The legislation is named after professional truck driver Jason Rivenburg, who was shot to death in a March 5, 2009 robbery at an abandoned gas station in South Carolina. Rivenburg had parked his truck there to rest because of a lack of adequate parking for commercial motor vehicles.
Jason’s Law has bi-partisan support with over 40 co-sponsors. The bill is also supported by safety and industry advocates, including the American Trucking Associations (ATA). “Prior to the introduction of Jason’s Law, truck parking facilities were authorized under the Safe, Accountable, Flexible, Efficient, Transportation Equity Act: A Legacy for Users in the amount of $25 million from 2005 to 2009. However, that funding was never appropriated, and the pilot program never got off the ground. Jason’s Law compensates for that lost time and lost funding by authorizing $20 million from fiscal 2010 through fiscal 2015, for a total of $120 million,” Tonko said. The creation of more long-term truck parking has been a longstanding issue within the trucking industry and was one recommendation in ATA’s 18-point Safety Agenda released in 2008.

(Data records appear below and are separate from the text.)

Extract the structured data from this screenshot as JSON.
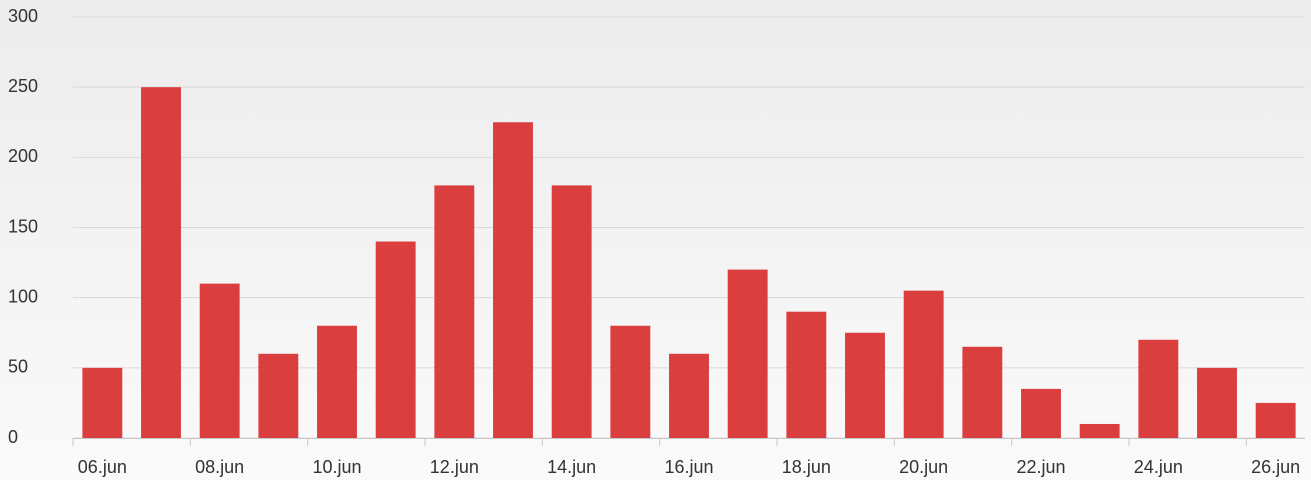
{
  "chart_data": {
    "type": "bar",
    "categories": [
      "06.jun",
      null,
      "08.jun",
      null,
      "10.jun",
      null,
      "12.jun",
      null,
      "14.jun",
      null,
      "16.jun",
      null,
      "18.jun",
      null,
      "20.jun",
      null,
      "22.jun",
      null,
      "24.jun",
      null,
      "26.jun"
    ],
    "values": [
      50,
      250,
      110,
      60,
      80,
      140,
      180,
      225,
      180,
      80,
      60,
      120,
      90,
      75,
      105,
      65,
      35,
      10,
      70,
      50,
      25
    ],
    "color": "#db3e3e",
    "ylim": [
      0,
      300
    ],
    "yticks": [
      0,
      50,
      100,
      150,
      200,
      250,
      300
    ],
    "grid": true
  }
}
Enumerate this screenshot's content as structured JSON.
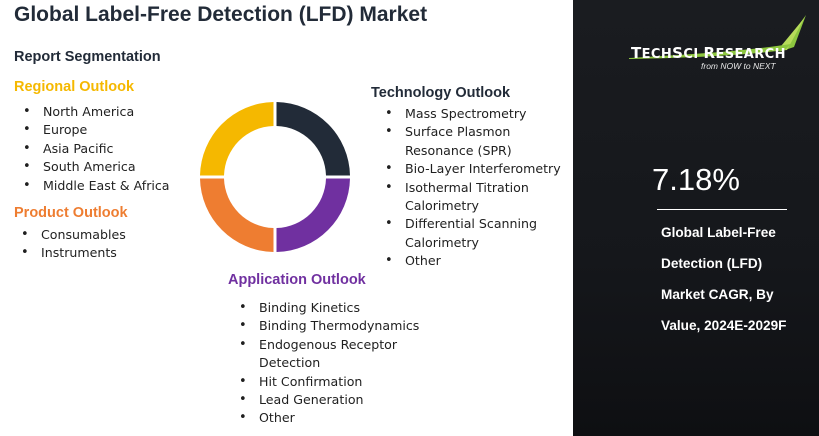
{
  "title": "Global Label-Free Detection (LFD) Market",
  "subtitle": "Report Segmentation",
  "colors": {
    "regional": "#f5b800",
    "product": "#ee7d31",
    "application": "#7030a0",
    "technology": "#222b38",
    "panel": "#16181c"
  },
  "regional": {
    "heading": "Regional Outlook",
    "items": [
      "North America",
      "Europe",
      "Asia Pacific",
      "South America",
      "Middle East & Africa"
    ]
  },
  "product": {
    "heading": "Product Outlook",
    "items": [
      "Consumables",
      "Instruments"
    ]
  },
  "technology": {
    "heading": "Technology Outlook",
    "items": [
      "Mass Spectrometry",
      "Surface Plasmon",
      "Resonance (SPR)",
      "Bio-Layer Interferometry",
      "Isothermal Titration",
      "Calorimetry",
      "Differential Scanning",
      "Calorimetry",
      "Other"
    ]
  },
  "application": {
    "heading": "Application Outlook",
    "items": [
      "Binding Kinetics",
      "Binding Thermodynamics",
      "Endogenous Receptor",
      "Detection",
      "Hit Confirmation",
      "Lead Generation",
      "Other"
    ]
  },
  "donut": {
    "segments": [
      "technology",
      "application",
      "product",
      "regional"
    ],
    "icon": "donut-ring-icon"
  },
  "logo": {
    "brand": "TechSci Research",
    "brand_display": [
      "T",
      "ECH",
      "S",
      "CI ",
      "R",
      "ESEARCH"
    ],
    "tagline": "from NOW to NEXT",
    "icon": "techsci-swoosh-icon"
  },
  "cagr": {
    "value": "7.18%",
    "lines": [
      "Global Label-Free",
      "Detection (LFD)",
      "Market CAGR, By",
      "Value, 2024E-2029F"
    ]
  }
}
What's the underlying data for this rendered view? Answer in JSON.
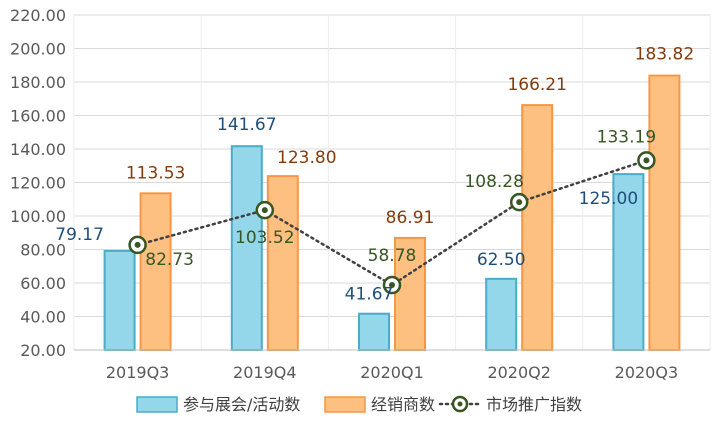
{
  "chart_data": {
    "type": "bar",
    "categories": [
      "2019Q3",
      "2019Q4",
      "2020Q1",
      "2020Q2",
      "2020Q3"
    ],
    "series": [
      {
        "name": "参与展会/活动数",
        "kind": "bar",
        "color": "#94d6ea",
        "edge": "#4bacc6",
        "values": [
          79.17,
          141.67,
          41.67,
          62.5,
          125.0
        ],
        "labels": [
          "79.17",
          "141.67",
          "41.67",
          "62.50",
          "125.00"
        ]
      },
      {
        "name": "经销商数",
        "kind": "bar",
        "color": "#fdc081",
        "edge": "#f79646",
        "values": [
          113.53,
          123.8,
          86.91,
          166.21,
          183.82
        ],
        "labels": [
          "113.53",
          "123.80",
          "86.91",
          "166.21",
          "183.82"
        ]
      },
      {
        "name": "市场推广指数",
        "kind": "line",
        "color": "#375623",
        "values": [
          82.73,
          103.52,
          58.78,
          108.28,
          133.19
        ],
        "labels": [
          "82.73",
          "103.52",
          "58.78",
          "108.28",
          "133.19"
        ]
      }
    ],
    "yticks": [
      "20.00",
      "40.00",
      "60.00",
      "80.00",
      "100.00",
      "120.00",
      "140.00",
      "160.00",
      "180.00",
      "200.00",
      "220.00"
    ],
    "ylim": [
      20,
      220
    ],
    "grid": true,
    "legend_position": "bottom"
  }
}
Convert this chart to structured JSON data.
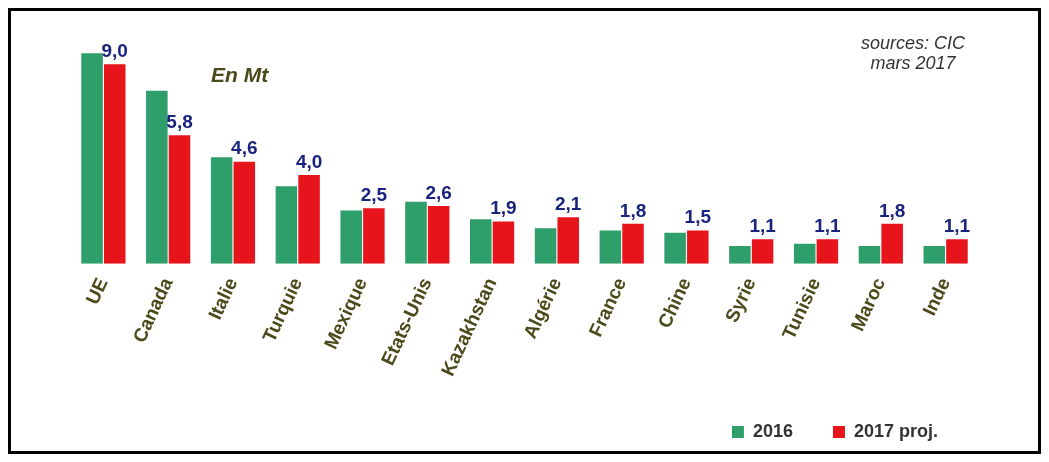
{
  "chart_data": {
    "type": "bar",
    "categories": [
      "UE",
      "Canada",
      "Italie",
      "Turquie",
      "Mexique",
      "Etats-Unis",
      "Kazakhstan",
      "Algérie",
      "France",
      "Chine",
      "Syrie",
      "Tunisie",
      "Maroc",
      "Inde"
    ],
    "series": [
      {
        "name": "2016",
        "color": "#2e9e6b",
        "values": [
          9.5,
          7.8,
          4.8,
          3.5,
          2.4,
          2.8,
          2.0,
          1.6,
          1.5,
          1.4,
          0.8,
          0.9,
          0.8,
          0.8
        ]
      },
      {
        "name": "2017 proj.",
        "color": "#e8141c",
        "values": [
          9.0,
          5.8,
          4.6,
          4.0,
          2.5,
          2.6,
          1.9,
          2.1,
          1.8,
          1.5,
          1.1,
          1.1,
          1.8,
          1.1
        ],
        "value_labels": [
          "9,0",
          "5,8",
          "4,6",
          "4,0",
          "2,5",
          "2,6",
          "1,9",
          "2,1",
          "1,8",
          "1,5",
          "1,1",
          "1,1",
          "1,8",
          "1,1"
        ]
      }
    ],
    "ylim": [
      0,
      9.6
    ],
    "tick_labels": "x",
    "legend": "bottom right",
    "annotations": [
      "En Mt",
      "sources: CIC mars 2017"
    ]
  }
}
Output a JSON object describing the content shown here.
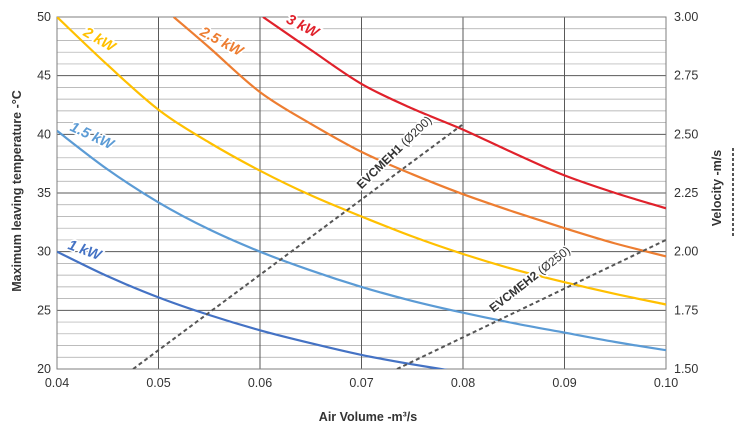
{
  "chart_data": {
    "type": "line",
    "xlabel": "Air Volume  -m³/s",
    "ylabel": "Maximum  leaving temperature  -°C",
    "y2label": "Velocity  -m/s",
    "xlim": [
      0.04,
      0.1
    ],
    "ylim": [
      20,
      50
    ],
    "y2lim": [
      1.5,
      3.0
    ],
    "xticks": [
      "0.04",
      "0.05",
      "0.06",
      "0.07",
      "0.08",
      "0.09",
      "0.10"
    ],
    "yticks": [
      "20",
      "25",
      "30",
      "35",
      "40",
      "45",
      "50"
    ],
    "y2ticks": [
      "1.50",
      "1.75",
      "2.00",
      "2.25",
      "2.50",
      "2.75",
      "3.00"
    ],
    "grid": true,
    "series": [
      {
        "name": "1 kW",
        "axis": "left",
        "color": "#4472c4",
        "x": [
          0.04,
          0.045,
          0.05,
          0.055,
          0.06,
          0.065,
          0.07,
          0.075,
          0.08
        ],
        "y": [
          30.0,
          27.9,
          26.1,
          24.6,
          23.3,
          22.2,
          21.2,
          20.4,
          19.7
        ]
      },
      {
        "name": "1.5 kW",
        "axis": "left",
        "color": "#5b9bd5",
        "x": [
          0.04,
          0.045,
          0.05,
          0.055,
          0.06,
          0.065,
          0.07,
          0.075,
          0.08,
          0.085,
          0.09,
          0.095,
          0.1
        ],
        "y": [
          40.3,
          37.0,
          34.2,
          31.9,
          30.0,
          28.4,
          27.0,
          25.8,
          24.8,
          23.9,
          23.1,
          22.3,
          21.6
        ]
      },
      {
        "name": "2 kW",
        "axis": "left",
        "color": "#ffc000",
        "x": [
          0.04,
          0.045,
          0.05,
          0.055,
          0.06,
          0.065,
          0.07,
          0.075,
          0.08,
          0.085,
          0.09,
          0.095,
          0.1
        ],
        "y": [
          50.0,
          45.9,
          42.1,
          39.3,
          36.9,
          34.8,
          33.0,
          31.3,
          29.8,
          28.5,
          27.4,
          26.4,
          25.5
        ]
      },
      {
        "name": "2.5 kW",
        "axis": "left",
        "color": "#ed7d31",
        "x": [
          0.0515,
          0.055,
          0.06,
          0.065,
          0.07,
          0.075,
          0.08,
          0.085,
          0.09,
          0.095,
          0.1
        ],
        "y": [
          50.0,
          47.4,
          43.6,
          40.9,
          38.5,
          36.6,
          34.9,
          33.4,
          32.0,
          30.7,
          29.6
        ]
      },
      {
        "name": "3 kW",
        "axis": "left",
        "color": "#e0212b",
        "x": [
          0.0603,
          0.065,
          0.07,
          0.075,
          0.08,
          0.085,
          0.09,
          0.095,
          0.1
        ],
        "y": [
          50.0,
          47.2,
          44.3,
          42.2,
          40.4,
          38.4,
          36.5,
          35.0,
          33.7
        ]
      },
      {
        "name": "EVCMEH1 (Ø200)",
        "axis": "right",
        "color": "#555555",
        "dashed": true,
        "x": [
          0.0475,
          0.0799
        ],
        "y": [
          1.5,
          2.54
        ]
      },
      {
        "name": "EVCMEH2 (Ø250)",
        "axis": "right",
        "color": "#555555",
        "dashed": true,
        "x": [
          0.0735,
          0.1
        ],
        "y": [
          1.5,
          2.05
        ]
      }
    ],
    "labels": [
      {
        "series": "1 kW",
        "text": "1 kW"
      },
      {
        "series": "1.5 kW",
        "text": "1.5 kW"
      },
      {
        "series": "2 kW",
        "text": "2 kW"
      },
      {
        "series": "2.5 kW",
        "text": "2.5 kW"
      },
      {
        "series": "3 kW",
        "text": "3 kW"
      },
      {
        "series": "EVCMEH1 (Ø200)",
        "bold": "EVCMEH1",
        "rest": " (Ø200)"
      },
      {
        "series": "EVCMEH2 (Ø250)",
        "bold": "EVCMEH2",
        "rest": " (Ø250)"
      }
    ]
  }
}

The closing of highway rest areas is not only an inconvenience for all motorists, but it also jeopardizes highway safety. Safety rest areas help prevent driver fatigue and also provide the accommodations necessary for motorists to tend to personal needs while on the road. In addition, current federal law requires commercial truck drivers to rest after 11 hours of driving. Safety rest areas provide safe, secure parking spaces for truck drivers to get rest when they need it and to comply with federal hours of service regulations.